押手の圧については、鍼体を支えて鍼が曲がったり倒れたりするのを防ぐ働きがありますが、この設問では圧の名称の対応が適切とされていません。押手の圧は、鍼体を挟む圧、皮膚を垂直に押す垂直圧、周囲から中心へ皮膚を張る水平圧に分けて説明されます。

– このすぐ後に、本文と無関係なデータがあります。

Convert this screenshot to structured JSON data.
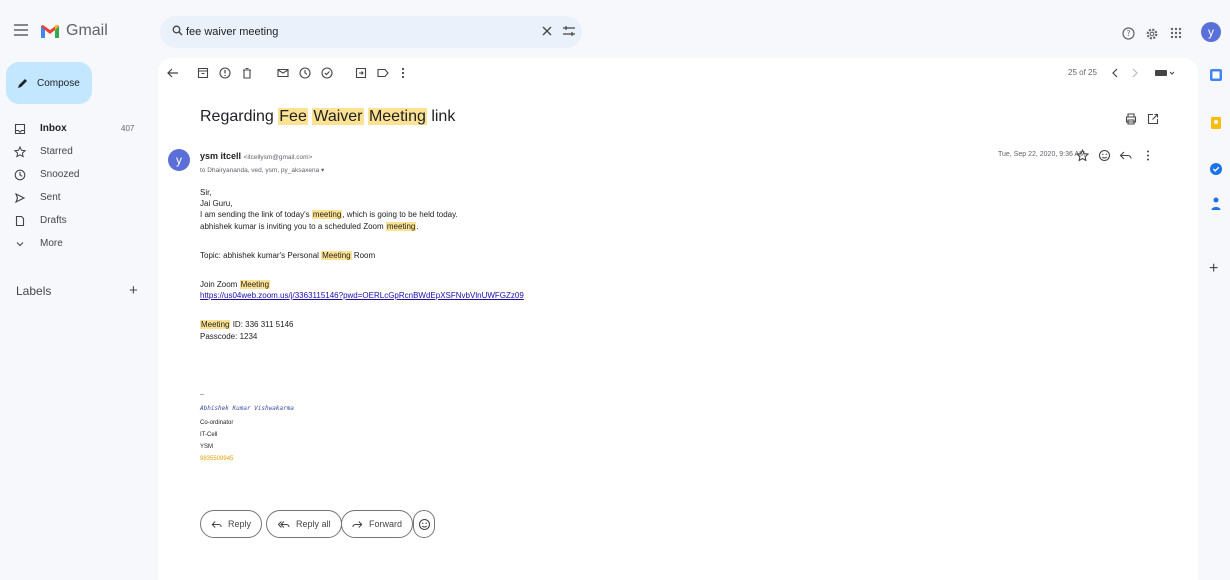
{
  "app": {
    "name": "Gmail"
  },
  "search": {
    "value": "fee waiver meeting"
  },
  "user": {
    "initial": "y"
  },
  "sidebar": {
    "compose": "Compose",
    "items": [
      {
        "label": "Inbox",
        "count": "407"
      },
      {
        "label": "Starred",
        "count": ""
      },
      {
        "label": "Snoozed",
        "count": ""
      },
      {
        "label": "Sent",
        "count": ""
      },
      {
        "label": "Drafts",
        "count": ""
      },
      {
        "label": "More",
        "count": ""
      }
    ],
    "labels_title": "Labels",
    "labels_add": "+"
  },
  "toolbar": {
    "count": "25 of 25"
  },
  "email": {
    "subject": {
      "pre": "Regarding ",
      "h1": "Fee",
      "mid1": " ",
      "h2": "Waiver",
      "mid2": " ",
      "h3": "Meeting",
      "post": " link"
    },
    "sender_initial": "y",
    "sender_name": "ysm itcell",
    "sender_email": "<itcellysm@gmail.com>",
    "to": "to Dhairyananda, ved, ysm, py_aksaxena ▾",
    "date": "Tue, Sep 22, 2020, 9:36 AM",
    "body": {
      "greeting": "Sir,",
      "jai": "Jai Guru,",
      "l3a": "I am sending the link of today's ",
      "l3h": "meeting",
      "l3b": ", which is going to be held today.",
      "l4a": "abhishek kumar is inviting you to a scheduled Zoom ",
      "l4h": "meeting",
      "l4b": ".",
      "topic_a": "Topic: abhishek kumar's Personal ",
      "topic_h": "Meeting",
      "topic_b": " Room",
      "join_a": "Join Zoom ",
      "join_h": "Meeting",
      "link": "https://us04web.zoom.us/j/3363115146?pwd=OERLcGpRcnBWdEpXSFNvbVlnUWFGZz09",
      "mid_h": "Meeting",
      "mid_b": " ID: 336 311 5146",
      "passcode": "Passcode: 1234"
    },
    "signature": {
      "dashes": "--",
      "name": "Abhishek Kumar Vishwakarma",
      "title": "Co-ordinator",
      "dept": "IT-Cell",
      "org": "YSM",
      "phone": "9835509945"
    }
  },
  "actions": {
    "reply": "Reply",
    "reply_all": "Reply all",
    "forward": "Forward"
  },
  "colors": {
    "compose_bg": "#c2e7ff",
    "highlight": "#fde293",
    "avatar": "#5b6fd8",
    "link": "#1a0dab"
  }
}
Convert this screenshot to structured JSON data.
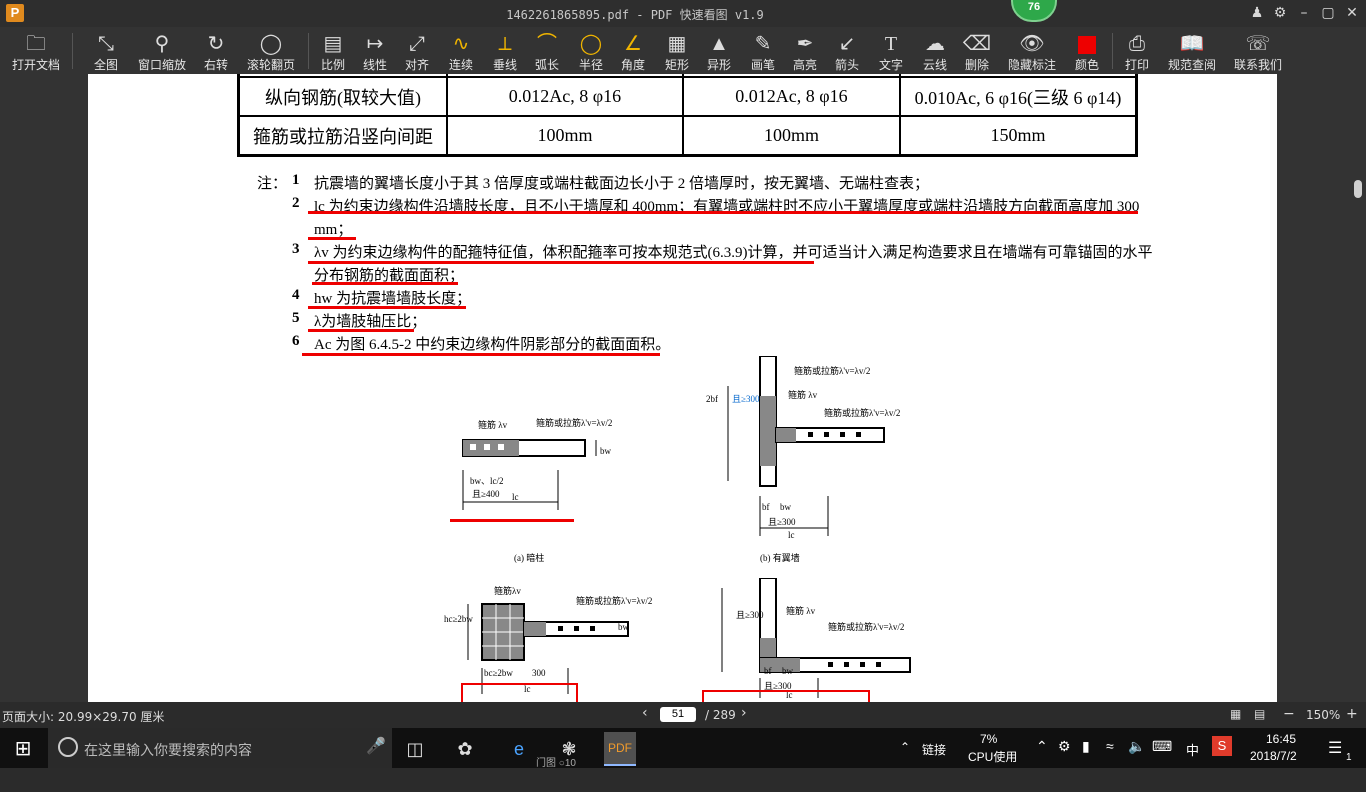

撚鍼法は、鍼管を用いず、鍼を指でひねりながら刺入する方法です。「左右に半回転ずつ交互にひねる」という操作は、刺入後に行う手技である旋撚術の説明にあたります。
選択肢の確認
1.前揉法は鍼の違和感覚を除くために行う。
誤り。それは後揉法の目的です。前揉法は刺鍼前に筋の緊張をゆるめ痛みを減らすために行います。
2.押手の固定圧が弱いと鍼は倒れてしまう。
誤り。押手の圧の名称の対応として適切ではありません。
3.管鍼法では弾入行為が切皮である。
正しい。鍼管の上端から出た鍼柄を叩くことで皮膚を貫きます。
4.撚鍼法は鍼を左右に半回転ずつ交互にひねり刺入する。
誤り。左右交互にひねるのは旋撚術の説明です。
覚えるポイント
- 前揉法=刺鍼前、筋の緊張をゆるめ痛みを減らす。後揉法=刺鍼後、違和感の除去と出血の防止。
- 管鍼法の弾入=切皮。細い鍼を痛みなく入れられる。
- 押手の役割=皮膚の緊張調節、鍼の支持、清潔の保持、切皮痛の軽減。
- 旋撚術=左右交互に回す、回旋術=一方向に回す。